Since my little man was born, my life has revolved around him, which to my mind is a good thing. I want to be the best possible parent I can be and nurture and raise a confident, sociable, outgoing, thinking, caring person. And I think I’m doing a good job so far. But the little chap starts school in September and is becoming more and more independent every day. Soon he will be somewhere else for a good part of the day and he won’t need my time during those hours. So I’ve been thinking for a while now about what I’m going to do with all that time that I will suddenly have to myself. There is huge potential for just aimlessly drifting and I’m keen to avoid that situation. As we all know, if you aim for nothing you will hit it every time and apart from having our little chap, which was a major achievement in itself for all sorts of reasons, I feel as if I haven’t achieved a single thing since then. I know this isn’t strictly true, because raising small children involves learning new skills and tricks every day, not to mention gaining little insights into traits, strengths and capabilities. But that’s been for him; I haven’t achieved anything tangible for me.
So last September I hooked up with Kate on Thin Ice, who’d begun a blog hop to help her sort out her own life and generate more meaning and purpose. I found some of the ideas and suggestions to be very useful and began making my own small changes. I began a course in Italian at evening class, signed up to a few inspirational blogs, joined a book group and began taking my health and fitness a little more seriously. Sadly I didn’t manage to get to all the Italian classes and I miss a few book group meetups, but as one of my friends said, for several years my attention was all on my little chap but now he’s past the baby stage my attention is only just turning back to the wider world again. As these were my first tentative steps back into that wider world, I don’t think I’ve done too badly. And as Kate says, even little steps in the right direction all help to make a change. But now I think I need to make more radical changes to my life.
So here is my new project. I’m going to learn the French language, and everything I can about French lifestyle and culture. The reasons for this are several. My little chap is learning French and I don’t want there to be a time where he is better than me and I don’t know what he’s talking about. I took the O level at school and I was actually quite good at it myself at that age. I’ve never taken it any further until now because it seems that French is everyone’s first choice and I didn’t want to be doing what everyone else was doing. But I’ve got over that feeling and Mandarin or Russian are now popular choices too, so I don’t feel so much like I’m following the herd. Also I’ve never continued it because I’ve found some French people to be quite disdainful of foreigners’ attempts to mangle their language, whereas the Italians or Greeks, for example, are a little more forgiving and are happy that you are at least trying it.
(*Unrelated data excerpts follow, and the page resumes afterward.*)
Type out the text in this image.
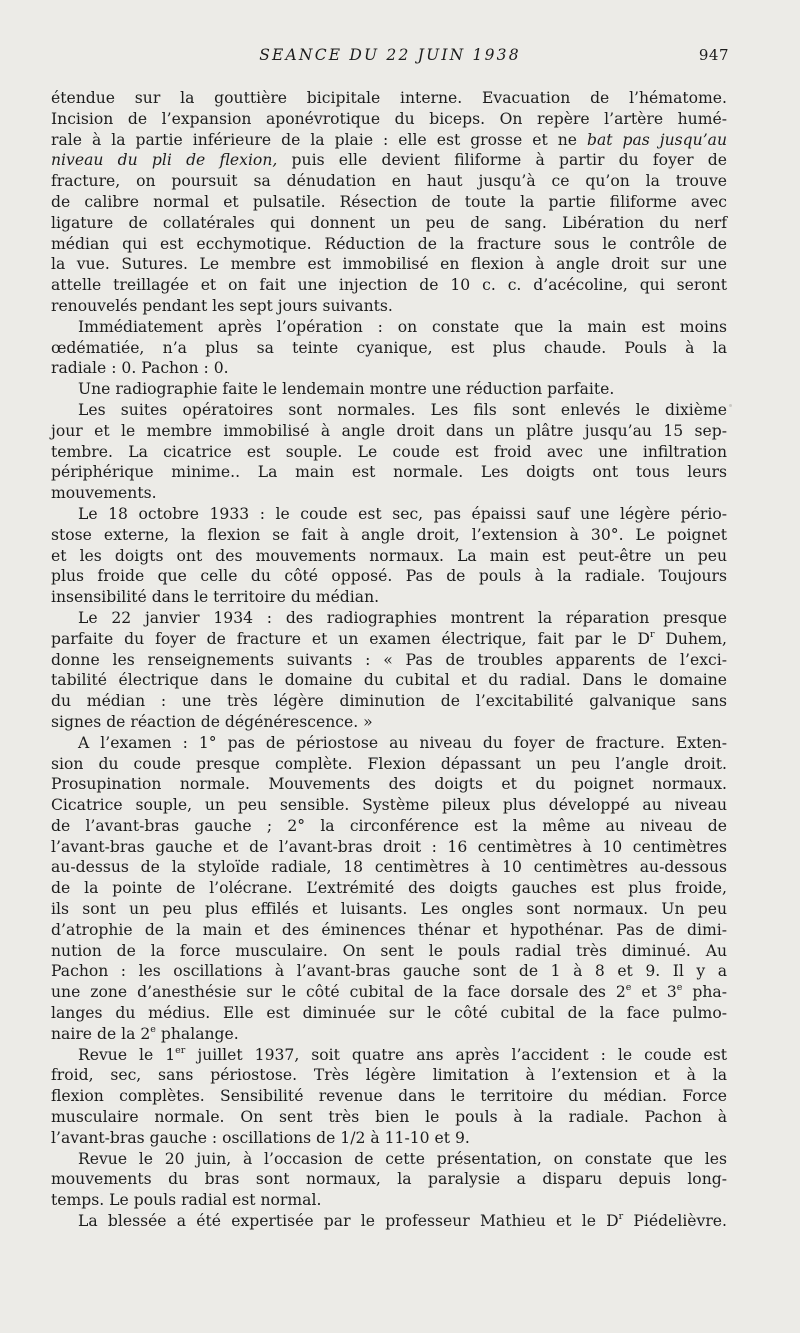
SEANCE DU 22 JUIN 1938	947
étendue sur la gouttière bicipitale interne. Evacuation de l’hématome.
Incision de l’expansion aponévrotique du biceps. On repère l’artère humé-
rale à la partie inférieure de la plaie : elle est grosse et ne bat pas jusqu’au
niveau du pli de flexion, puis elle devient filiforme à partir du foyer de
fracture, on poursuit sa dénudation en haut jusqu’à ce qu’on la trouve
de calibre normal et pulsatile. Résection de toute la partie filiforme avec
ligature de collatérales qui donnent un peu de sang. Libération du nerf
médian qui est ecchymotique. Réduction de la fracture sous le contrôle de
la vue. Sutures. Le membre est immobilisé en flexion à angle droit sur une
attelle treillagée et on fait une injection de 10 c. c. d’acécoline, qui seront
renouvelés pendant les sept jours suivants.
Immédiatement après l’opération : on constate que la main est moins
œdématiée, n’a plus sa teinte cyanique, est plus chaude. Pouls à la
radiale : 0. Pachon : 0.
Une radiographie faite le lendemain montre une réduction parfaite.
Les suites opératoires sont normales. Les fils sont enlevés le dixième
jour et le membre immobilisé à angle droit dans un plâtre jusqu’au 15 sep-
tembre. La cicatrice est souple. Le coude est froid avec une infiltration
périphérique minime.. La main est normale. Les doigts ont tous leurs
mouvements.
Le 18 octobre 1933 : le coude est sec, pas épaissi sauf une légère pério-
stose externe, la flexion se fait à angle droit, l’extension à 30°. Le poignet
et les doigts ont des mouvements normaux. La main est peut-être un peu
plus froide que celle du côté opposé. Pas de pouls à la radiale. Toujours
insensibilité dans le territoire du médian.
Le 22 janvier 1934 : des radiographies montrent la réparation presque
parfaite du foyer de fracture et un examen électrique, fait par le $D^r$ Duhem,
donne les renseignements suivants : « Pas de troubles apparents de l’exci-
tabilité électrique dans le domaine du cubital et du radial. Dans le domaine
du médian : une très légère diminution de l’excitabilité galvanique sans
signes de réaction de dégénérescence. »
A l’examen : 1° pas de périostose au niveau du foyer de fracture. Exten-
sion du coude presque complète. Flexion dépassant un peu l’angle droit.
Prosupination normale. Mouvements des doigts et du poignet normaux.
Cicatrice souple, un peu sensible. Système pileux plus développé au niveau
de l’avant-bras gauche ; 2° la circonférence est la même au niveau de
l’avant-bras gauche et de l’avant-bras droit : 16 centimètres à 10 centimètres
au-dessus de la styloïde radiale, 18 centimètres à 10 centimètres au-dessous
de la pointe de l’olécrane. L’extrémité des doigts gauches est plus froide,
ils sont un peu plus effilés et luisants. Les ongles sont normaux. Un peu
d’atrophie de la main et des éminences thénar et hypothénar. Pas de dimi-
nution de la force musculaire. On sent le pouls radial très diminué. Au
Pachon : les oscillations à l’avant-bras gauche sont de 1 à 8 et 9. Il y a
une zone d’anesthésie sur le côté cubital de la face dorsale des 2e et 3e pha-
langes du médius. Elle est diminuée sur le côté cubital de la face pulmo-
naire de la 2e phalange.
Revue le 1er juillet 1937, soit quatre ans après l’accident : le coude est
froid, sec, sans périostose. Très légère limitation à l’extension et à la
flexion complètes. Sensibilité revenue dans le territoire du médian. Force
musculaire normale. On sent très bien le pouls à la radiale. Pachon à
l’avant-bras gauche : oscillations de 1/2 à 11-10 et 9.
Revue le 20 juin, à l’occasion de cette présentation, on constate que les
mouvements du bras sont normaux, la paralysie a disparu depuis long-
temps. Le pouls radial est normal.
La blessée a été expertisée par le professeur Mathieu et le $D^r$ Piédelièvre.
I had a bad experience at the Eurostar station in Lille once (where there must be many, many tourists, not just English ones). I’ve also come to understand that I do like my Gold Stars for Effort (thank you Gretchen Rubin for that insight) and I was making a big effort on that occasion and receiving zero recognition for it. But then I thought about how some Londoners can be quite disdainful of visitors to our city who struggle to make themselves understood, and having lived in London and the South East for many years, I’m now quite used to being on the receiving end of a bit of disdain myself. But I seem to have grown a thicker skin all round in recent years, and what the heck, if you can’t beat them, join them! I’m going to learn their language and I don’t care how bad they consider my accent to be!
So in future weeks, I’m aiming to write some blog posts related to all things French. It will be virtual exploration, hopefully with a bit of real intrepid travel thrown in so that I can practice my new skills. We are only around 4 hours from Paris here (not taking into account time differences), from my front door to stepping off the Eurostar train. Lille is only 3 ½ hours away. Even by ferry we are only just over 3 hours away from the French coast, so it seems almost rude not to take greater advantage of that.
If anyone has any pointers for me or details of anything they think might be interesting, do let me know. Let’s see what occurs! Bon voyage.